House debates

Wednesday, 26 November 2014

Bills

Safety, Rehabilitation and Compensation Legislation Amendment Bill 2014; Consideration in Detail

12:23 pm

Photo of Greg HuntGreg Hunt (Flinders, Liberal Party, Minister for the Environment) Share this | Hansard source

Out of courtesy we agreed to work through a consideration-in-detail process which would actually have represented a consideration in detail. We are now embarked upon repetition and recitation. The opposition may choose to ignore the advice of the Productivity Commission and the advice of their own reviewers, including, I repeat, the eminent Allan Hawke and the advice of the department. They have history and form in having done so, in terms of the home insulation program, which sadly and tragically, as the royal commission found, had the most profound of human consequences.

By contrast we have laid out before the House the sources of advice—the Productivity Commission, the reviews commissioned by the Gillard government and the department. We will simply have to disagree as to whether the Productivity Commission, the reviewers, including Allan Hawke, and the department are credible and authoritative sources of advice. We stand by all three of those sources. It is up to the opposition to reject them.

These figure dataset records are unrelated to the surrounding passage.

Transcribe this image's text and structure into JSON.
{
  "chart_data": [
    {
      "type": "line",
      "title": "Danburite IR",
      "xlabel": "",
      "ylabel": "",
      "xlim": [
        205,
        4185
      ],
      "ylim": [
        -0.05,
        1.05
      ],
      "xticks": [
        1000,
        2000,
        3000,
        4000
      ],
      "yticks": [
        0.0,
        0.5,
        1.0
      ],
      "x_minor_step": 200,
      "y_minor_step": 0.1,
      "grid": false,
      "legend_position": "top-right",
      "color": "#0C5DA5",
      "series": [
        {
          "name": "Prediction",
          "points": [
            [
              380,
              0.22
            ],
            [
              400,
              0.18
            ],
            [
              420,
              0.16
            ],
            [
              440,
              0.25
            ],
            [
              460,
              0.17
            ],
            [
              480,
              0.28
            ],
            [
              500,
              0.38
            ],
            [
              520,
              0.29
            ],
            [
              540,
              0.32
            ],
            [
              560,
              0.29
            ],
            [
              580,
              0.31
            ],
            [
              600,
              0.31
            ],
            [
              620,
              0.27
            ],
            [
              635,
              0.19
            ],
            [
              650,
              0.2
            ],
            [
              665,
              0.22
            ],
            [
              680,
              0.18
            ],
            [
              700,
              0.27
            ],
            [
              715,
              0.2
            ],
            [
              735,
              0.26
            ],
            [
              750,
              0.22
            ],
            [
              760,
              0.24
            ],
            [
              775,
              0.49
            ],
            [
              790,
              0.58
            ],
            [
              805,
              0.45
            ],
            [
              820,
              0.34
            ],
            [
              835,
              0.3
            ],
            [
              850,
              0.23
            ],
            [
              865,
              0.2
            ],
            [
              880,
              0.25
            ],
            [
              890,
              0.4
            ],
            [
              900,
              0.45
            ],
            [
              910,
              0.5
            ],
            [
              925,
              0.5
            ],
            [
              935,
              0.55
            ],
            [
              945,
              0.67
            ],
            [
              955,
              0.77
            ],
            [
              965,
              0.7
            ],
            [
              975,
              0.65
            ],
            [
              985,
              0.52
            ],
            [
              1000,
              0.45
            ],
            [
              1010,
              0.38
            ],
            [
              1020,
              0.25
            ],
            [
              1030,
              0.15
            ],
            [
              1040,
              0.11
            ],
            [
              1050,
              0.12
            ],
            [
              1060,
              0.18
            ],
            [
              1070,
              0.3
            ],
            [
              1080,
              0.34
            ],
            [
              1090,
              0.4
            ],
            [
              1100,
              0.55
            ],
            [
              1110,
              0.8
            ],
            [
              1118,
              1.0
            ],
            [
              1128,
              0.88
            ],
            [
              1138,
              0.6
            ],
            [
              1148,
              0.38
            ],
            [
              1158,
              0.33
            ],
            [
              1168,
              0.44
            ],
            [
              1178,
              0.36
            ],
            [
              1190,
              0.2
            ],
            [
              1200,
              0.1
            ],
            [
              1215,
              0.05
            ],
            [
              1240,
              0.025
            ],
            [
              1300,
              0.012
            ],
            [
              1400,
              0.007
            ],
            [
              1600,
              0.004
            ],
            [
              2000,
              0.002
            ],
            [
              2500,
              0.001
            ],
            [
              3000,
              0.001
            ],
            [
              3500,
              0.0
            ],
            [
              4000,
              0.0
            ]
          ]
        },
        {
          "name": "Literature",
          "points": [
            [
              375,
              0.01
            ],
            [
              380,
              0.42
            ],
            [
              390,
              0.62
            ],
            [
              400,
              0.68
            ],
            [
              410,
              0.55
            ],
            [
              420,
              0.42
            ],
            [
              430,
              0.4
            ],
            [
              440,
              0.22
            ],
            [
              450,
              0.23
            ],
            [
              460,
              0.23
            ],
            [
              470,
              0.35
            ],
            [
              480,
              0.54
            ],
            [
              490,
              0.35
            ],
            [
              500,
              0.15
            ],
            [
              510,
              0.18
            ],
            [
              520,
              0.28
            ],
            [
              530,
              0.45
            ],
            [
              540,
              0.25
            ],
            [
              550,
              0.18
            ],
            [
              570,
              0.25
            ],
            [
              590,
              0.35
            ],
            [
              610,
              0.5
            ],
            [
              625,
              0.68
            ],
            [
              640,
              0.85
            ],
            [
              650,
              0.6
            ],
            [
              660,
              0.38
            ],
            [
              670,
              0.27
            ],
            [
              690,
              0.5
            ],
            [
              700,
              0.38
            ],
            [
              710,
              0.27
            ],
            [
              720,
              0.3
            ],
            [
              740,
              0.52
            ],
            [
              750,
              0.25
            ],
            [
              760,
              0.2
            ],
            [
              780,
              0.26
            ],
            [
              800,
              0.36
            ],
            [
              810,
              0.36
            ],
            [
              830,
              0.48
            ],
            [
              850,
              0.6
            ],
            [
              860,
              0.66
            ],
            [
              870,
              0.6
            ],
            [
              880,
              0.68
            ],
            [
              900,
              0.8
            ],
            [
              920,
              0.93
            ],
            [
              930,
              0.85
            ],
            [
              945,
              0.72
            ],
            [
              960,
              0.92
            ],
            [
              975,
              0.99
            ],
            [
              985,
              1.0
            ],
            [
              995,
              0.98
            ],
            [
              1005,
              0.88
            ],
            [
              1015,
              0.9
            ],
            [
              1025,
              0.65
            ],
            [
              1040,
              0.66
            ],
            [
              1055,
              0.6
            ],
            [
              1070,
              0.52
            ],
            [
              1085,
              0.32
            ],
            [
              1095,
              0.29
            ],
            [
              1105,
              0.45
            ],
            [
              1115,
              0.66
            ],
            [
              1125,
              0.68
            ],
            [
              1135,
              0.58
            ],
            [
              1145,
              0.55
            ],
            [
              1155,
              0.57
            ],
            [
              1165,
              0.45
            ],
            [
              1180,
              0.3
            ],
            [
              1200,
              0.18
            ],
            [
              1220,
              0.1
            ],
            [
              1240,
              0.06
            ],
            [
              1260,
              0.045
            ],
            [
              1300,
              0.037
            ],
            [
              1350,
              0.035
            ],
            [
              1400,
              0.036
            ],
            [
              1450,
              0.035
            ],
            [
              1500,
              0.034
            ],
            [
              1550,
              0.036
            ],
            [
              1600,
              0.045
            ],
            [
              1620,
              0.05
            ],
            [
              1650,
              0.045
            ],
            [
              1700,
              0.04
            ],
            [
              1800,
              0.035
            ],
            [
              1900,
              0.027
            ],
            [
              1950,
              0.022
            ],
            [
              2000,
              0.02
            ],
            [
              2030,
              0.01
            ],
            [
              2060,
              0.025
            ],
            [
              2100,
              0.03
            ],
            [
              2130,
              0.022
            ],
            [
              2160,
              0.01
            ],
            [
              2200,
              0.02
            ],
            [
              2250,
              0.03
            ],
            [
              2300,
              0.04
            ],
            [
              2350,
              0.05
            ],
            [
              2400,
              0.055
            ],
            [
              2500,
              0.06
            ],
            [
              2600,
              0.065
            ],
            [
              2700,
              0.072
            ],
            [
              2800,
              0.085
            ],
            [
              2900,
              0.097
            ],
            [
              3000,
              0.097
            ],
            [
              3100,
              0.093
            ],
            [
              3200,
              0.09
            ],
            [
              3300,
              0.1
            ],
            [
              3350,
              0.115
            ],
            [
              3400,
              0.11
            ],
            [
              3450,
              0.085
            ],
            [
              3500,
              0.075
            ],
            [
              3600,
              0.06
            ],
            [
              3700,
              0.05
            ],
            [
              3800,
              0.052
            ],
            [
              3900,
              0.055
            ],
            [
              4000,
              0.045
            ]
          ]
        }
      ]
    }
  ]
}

The fundamental point here, which has been set out by the Productivity Commission and others—indeed, it is the latest advice that I have—is that scaling, whether it is the federal or state systems, will come through the insurance process itself. The more there are in one, the more it is scaled up. The fewer there are in others, the more it is scaled down. That is the simple answer. I repeat that the actuarial assessments commissioned by the Productivity Commission concluded that, the larger the employer, the closer the premium is to the true cost.